2010年製作
製作国:日本
ジャンル:ドラマ
監督:李相日
脚本:吉田修一
李相日
【自己評価(10点満点中)】
★★★★★★☆☆☆☆(6点)
主要キャスト
・妻夫木聡(清水祐一)
・深津絵里(馬込光代)
・満島ひかり(石橋佳乃)
・岡田将生(増尾圭吾)
・柄本明(佳乃の父)
・樹木希林(祐一の祖母)
あらすじ
長崎に住む青年、清水祐一は、以前出会い系で知り合った石橋佳乃と会う約束をしていた。
しかし、待ち合わせ場所に、佳乃が想いを寄せる大学生の増尾圭吾が偶然現れた事で、佳乃は祐一との約束を無視し、圭吾に付いて行ってしまう。
その後、佳乃は行方不明となり、やがて福岡と佐賀の県境にある峠の橋の下で、遺体となって発見される。
当日行動を共にしていた増尾に殺人容疑が掛かるも、彼は逃亡し姿をくらます。
同じ頃、祐一は、同じく出会い系で連絡を取り合っていた馬込光代と初めて出会い、その日のうちにホテルに向かう。
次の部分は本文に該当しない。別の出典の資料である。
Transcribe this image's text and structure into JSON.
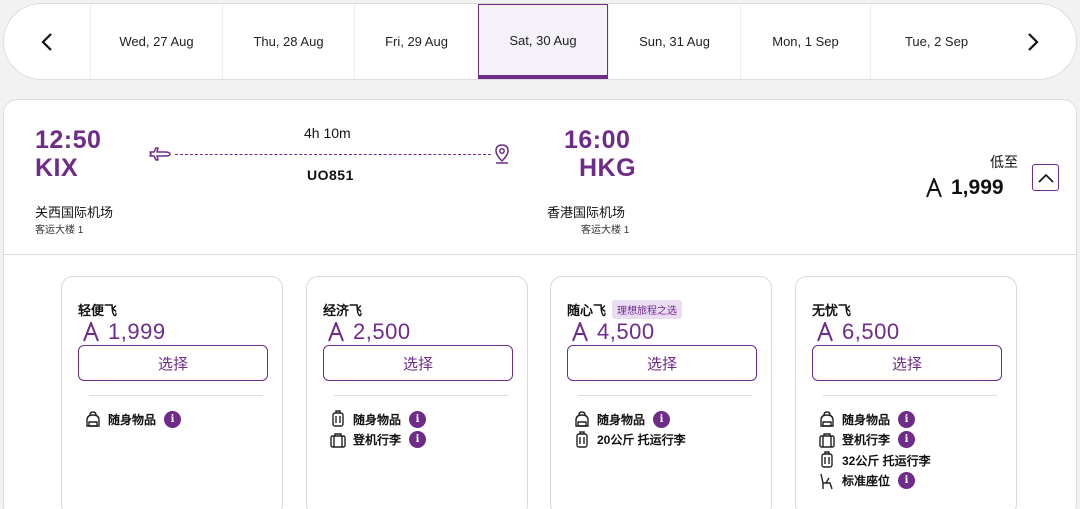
{
  "currency_symbol": "₳",
  "dates": [
    {
      "label": "Wed, 27 Aug",
      "active": false
    },
    {
      "label": "Thu, 28 Aug",
      "active": false
    },
    {
      "label": "Fri, 29 Aug",
      "active": false
    },
    {
      "label": "Sat, 30 Aug",
      "active": true
    },
    {
      "label": "Sun, 31 Aug",
      "active": false
    },
    {
      "label": "Mon, 1 Sep",
      "active": false
    },
    {
      "label": "Tue, 2 Sep",
      "active": false
    }
  ],
  "flight": {
    "departure": {
      "time": "12:50",
      "code": "KIX",
      "airport": "关西国际机场",
      "terminal": "客运大楼 1"
    },
    "arrival": {
      "time": "16:00",
      "code": "HKG",
      "airport": "香港国际机场",
      "terminal": "客运大楼 1"
    },
    "duration": "4h 10m",
    "flight_number": "UO851",
    "from_label": "低至",
    "lowest_price": "1,999"
  },
  "fares": [
    {
      "name": "轻便飞",
      "badge": "",
      "price": "1,999",
      "select_label": "选择",
      "features": [
        {
          "icon": "bag-icon",
          "label": "随身物品",
          "info": true
        }
      ]
    },
    {
      "name": "经济飞",
      "badge": "",
      "price": "2,500",
      "select_label": "选择",
      "features": [
        {
          "icon": "luggage-icon",
          "label": "随身物品",
          "info": true
        },
        {
          "icon": "briefcase-icon",
          "label": "登机行李",
          "info": true
        }
      ]
    },
    {
      "name": "随心飞",
      "badge": "理想旅程之选",
      "price": "4,500",
      "select_label": "选择",
      "features": [
        {
          "icon": "bag-icon",
          "label": "随身物品",
          "info": true
        },
        {
          "icon": "luggage-icon",
          "label": "20公斤 托运行李",
          "info": false
        }
      ]
    },
    {
      "name": "无忧飞",
      "badge": "",
      "price": "6,500",
      "select_label": "选择",
      "features": [
        {
          "icon": "bag-icon",
          "label": "随身物品",
          "info": true
        },
        {
          "icon": "briefcase-icon",
          "label": "登机行李",
          "info": true
        },
        {
          "icon": "luggage-icon",
          "label": "32公斤 托运行李",
          "info": false
        },
        {
          "icon": "seat-icon",
          "label": "标准座位",
          "info": true
        }
      ]
    }
  ],
  "colors": {
    "accent": "#6e2b8a",
    "badge_bg": "#eadcf2"
  }
}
男性経験の無かった光代は戸惑いながらも祐一を受け入れ、二人は親密になるが、ある日祐一から、人を殺してしまった事を打ち明けられる。
感想
思いがけず人を殺してしまった青年が、その後出会った素朴な女性と互いに惹かれ合い、真の愛に気付くというストーリーです。
祐一と光代の温かくも辛い逃避行は、観ていて本当に切ない…。
悪人って一体何なんだろう?どこからが悪人で、どこからが善人なんだろう?
という、このタイトルの意味について深く考えさせられる映画でした。
世間から見れば、人を殺してしまった祐一が悪人とされてしまいますが、そもそも、その原因を作ったのは殺された佳乃であり、彼女も決して善人とは言えません。
そして、女をまるでモノのように扱う増尾や、息子を祖母に押し付けて逃げた母親、憔悴している祐一の親族に容赦なくマイクを向けるマスコミなど。私からしたら、こいつらの方が余程祐一より悪人に見えてしまいます。
そんな中、素朴な女性である光代の存在が作中では救いになっていましたね。
彼女は祐一と幸せになって欲しかった。あと1日早く出会えていればと思わずにはいられません。
何だか、愛って素晴らしいけど、同時に愛って辛いなぁと思います。
因みに、あらすじを読むとサスペンス映画っぽい印象ですが、サスペンス要素はほぼ無く、純粋な人間ドラマとして描かれています。
割と重い内容であり、何度も観たくなる映画ではないかもですが、おすすめできる良作です。